||| FROM EMILY GEYMAN |||


The rise of an enormous medical-industrial complex over the last 60 years in the United States has brought wealth to ever-larger corporations, their shareholders, and CEOs at the expense of most Americans who struggle gaining access to affordable health care.

Dr. Geyman describes the failures of our current healthcare “system” and compares, based on evidence and values, the three main alternatives for health care reform being proposed in Congress.

Despite its might on Wall Street, the medical-industrial complex left our country poorly prepared to meet the challenges of the coronavirus pandemic, together with its resultant economic downturn.
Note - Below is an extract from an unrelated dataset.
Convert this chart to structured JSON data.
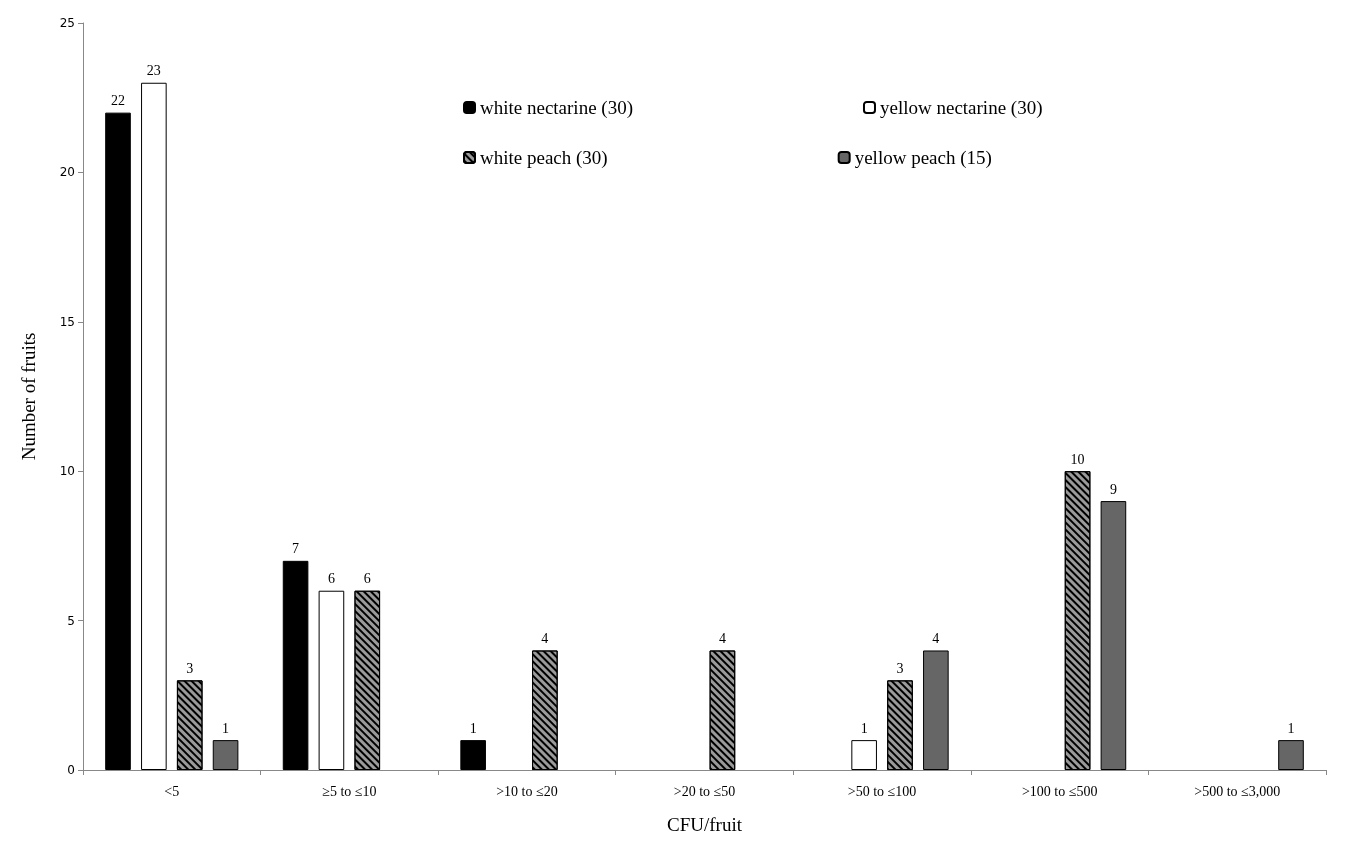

A third simultaneous threat—systemic racism, was made obvious by the inequities of disproportionate numbers of COVID-19 deaths among minorities. That becomes a triple crisis that has starkly exposed the many flaws of our corporatized profit-driven non-system that puts profits ahead of care for patients and their families.
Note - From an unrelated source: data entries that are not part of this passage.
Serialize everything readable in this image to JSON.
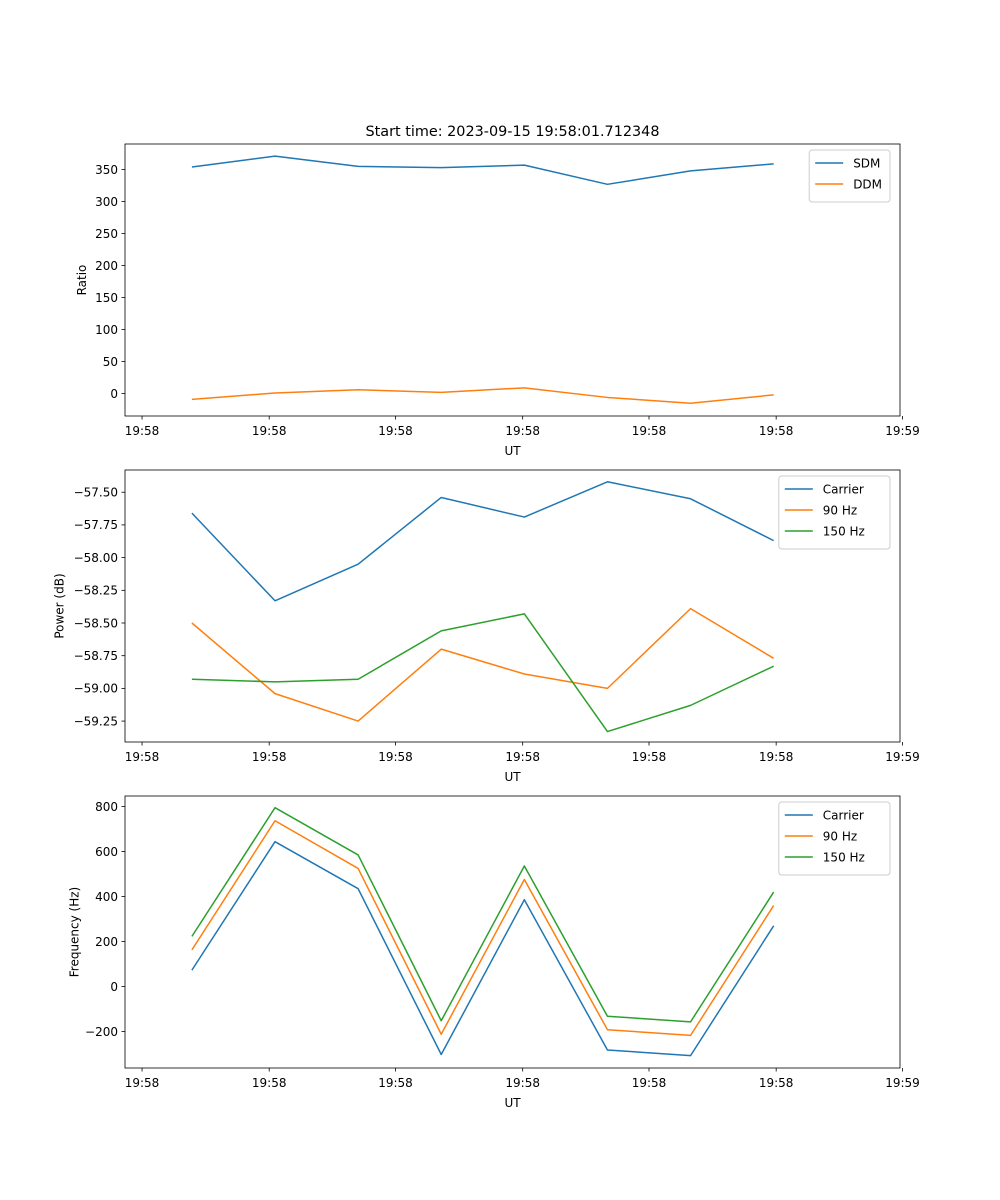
{
  "figure_title": "Start time: 2023-09-15 19:58:01.712348",
  "colors": {
    "blue": "#1f77b4",
    "orange": "#ff7f0e",
    "green": "#2ca02c"
  },
  "chart_data": [
    {
      "type": "line",
      "title": "Start time: 2023-09-15 19:58:01.712348",
      "xlabel": "UT",
      "ylabel": "Ratio",
      "x": [
        1,
        2,
        3,
        4,
        5,
        6,
        7,
        8
      ],
      "xlim": [
        0.195,
        9.52
      ],
      "xticks": [
        0.4,
        1.93,
        3.45,
        4.98,
        6.5,
        8.03,
        9.55
      ],
      "xtick_labels": [
        "19:58",
        "19:58",
        "19:58",
        "19:58",
        "19:58",
        "19:58",
        "19:59"
      ],
      "ylim": [
        -35,
        390
      ],
      "yticks": [
        0,
        50,
        100,
        150,
        200,
        250,
        300,
        350
      ],
      "ytick_labels": [
        "0",
        "50",
        "100",
        "150",
        "200",
        "250",
        "300",
        "350"
      ],
      "legend_loc": "upper right",
      "series": [
        {
          "name": "SDM",
          "color": "#1f77b4",
          "values": [
            354,
            371,
            355,
            353,
            357,
            327,
            348,
            359
          ]
        },
        {
          "name": "DDM",
          "color": "#ff7f0e",
          "values": [
            -9,
            1,
            6,
            2,
            9,
            -6,
            -15,
            -2
          ]
        }
      ]
    },
    {
      "type": "line",
      "xlabel": "UT",
      "ylabel": "Power (dB)",
      "x": [
        1,
        2,
        3,
        4,
        5,
        6,
        7,
        8
      ],
      "xlim": [
        0.195,
        9.52
      ],
      "xticks": [
        0.4,
        1.93,
        3.45,
        4.98,
        6.5,
        8.03,
        9.55
      ],
      "xtick_labels": [
        "19:58",
        "19:58",
        "19:58",
        "19:58",
        "19:58",
        "19:58",
        "19:59"
      ],
      "ylim": [
        -59.41,
        -57.33
      ],
      "yticks": [
        -59.25,
        -59.0,
        -58.75,
        -58.5,
        -58.25,
        -58.0,
        -57.75,
        -57.5
      ],
      "ytick_labels": [
        "−59.25",
        "−59.00",
        "−58.75",
        "−58.50",
        "−58.25",
        "−58.00",
        "−57.75",
        "−57.50"
      ],
      "legend_loc": "upper right",
      "series": [
        {
          "name": "Carrier",
          "color": "#1f77b4",
          "values": [
            -57.66,
            -58.33,
            -58.05,
            -57.54,
            -57.69,
            -57.42,
            -57.55,
            -57.87
          ]
        },
        {
          "name": "90 Hz",
          "color": "#ff7f0e",
          "values": [
            -58.5,
            -59.04,
            -59.25,
            -58.7,
            -58.89,
            -59.0,
            -58.39,
            -58.77
          ]
        },
        {
          "name": "150 Hz",
          "color": "#2ca02c",
          "values": [
            -58.93,
            -58.95,
            -58.93,
            -58.56,
            -58.43,
            -59.33,
            -59.13,
            -58.83
          ]
        }
      ]
    },
    {
      "type": "line",
      "xlabel": "UT",
      "ylabel": "Frequency (Hz)",
      "x": [
        1,
        2,
        3,
        4,
        5,
        6,
        7,
        8
      ],
      "xlim": [
        0.195,
        9.52
      ],
      "xticks": [
        0.4,
        1.93,
        3.45,
        4.98,
        6.5,
        8.03,
        9.55
      ],
      "xtick_labels": [
        "19:58",
        "19:58",
        "19:58",
        "19:58",
        "19:58",
        "19:58",
        "19:59"
      ],
      "ylim": [
        -362,
        847
      ],
      "yticks": [
        -200,
        0,
        200,
        400,
        600,
        800
      ],
      "ytick_labels": [
        "−200",
        "0",
        "200",
        "400",
        "600",
        "800"
      ],
      "legend_loc": "upper right",
      "series": [
        {
          "name": "Carrier",
          "color": "#1f77b4",
          "values": [
            73,
            644,
            435,
            -302,
            386,
            -282,
            -307,
            270
          ]
        },
        {
          "name": "90 Hz",
          "color": "#ff7f0e",
          "values": [
            163,
            737,
            525,
            -212,
            476,
            -192,
            -217,
            360
          ]
        },
        {
          "name": "150 Hz",
          "color": "#2ca02c",
          "values": [
            223,
            795,
            585,
            -152,
            536,
            -132,
            -157,
            420
          ]
        }
      ]
    }
  ]
}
This book describes how the status quo is untenable, describes three alternative approaches to health care reform, and shows what a “new normal” can and should look like based on evidence and values of equity and service instead of profiteering, corruption and fraud. This will be an ultimate battle royal between corporate America and Main Street that we can’t afford to lose.

Dr. Geyman has also published a 29 page pamphlet: Common Sense:  Medicare for All. What Will It Mean for Me? The publications are available at Griffin Bay Bookstore in Friday Harbor and Darvill’s Bookstore in Eastsound.

ABOUT THE AUTHOR:

John Geyman, M.D. is professor emeritus of family medicine at the University of Washington School of Medicine in Seattle, where he served as Chairman of the Department of Family Medicine from 1976 to 1990. As a family physician with over 21 years in academic medicine, he also practiced in rural communities for 13 years. Since 1990 he has been involved with research and writing on health policy and health care reform. He served as president of Physicians for a National Health Program from 2005 to 2007, and is a member of the National Academy of Medicine. John has authored 20 books.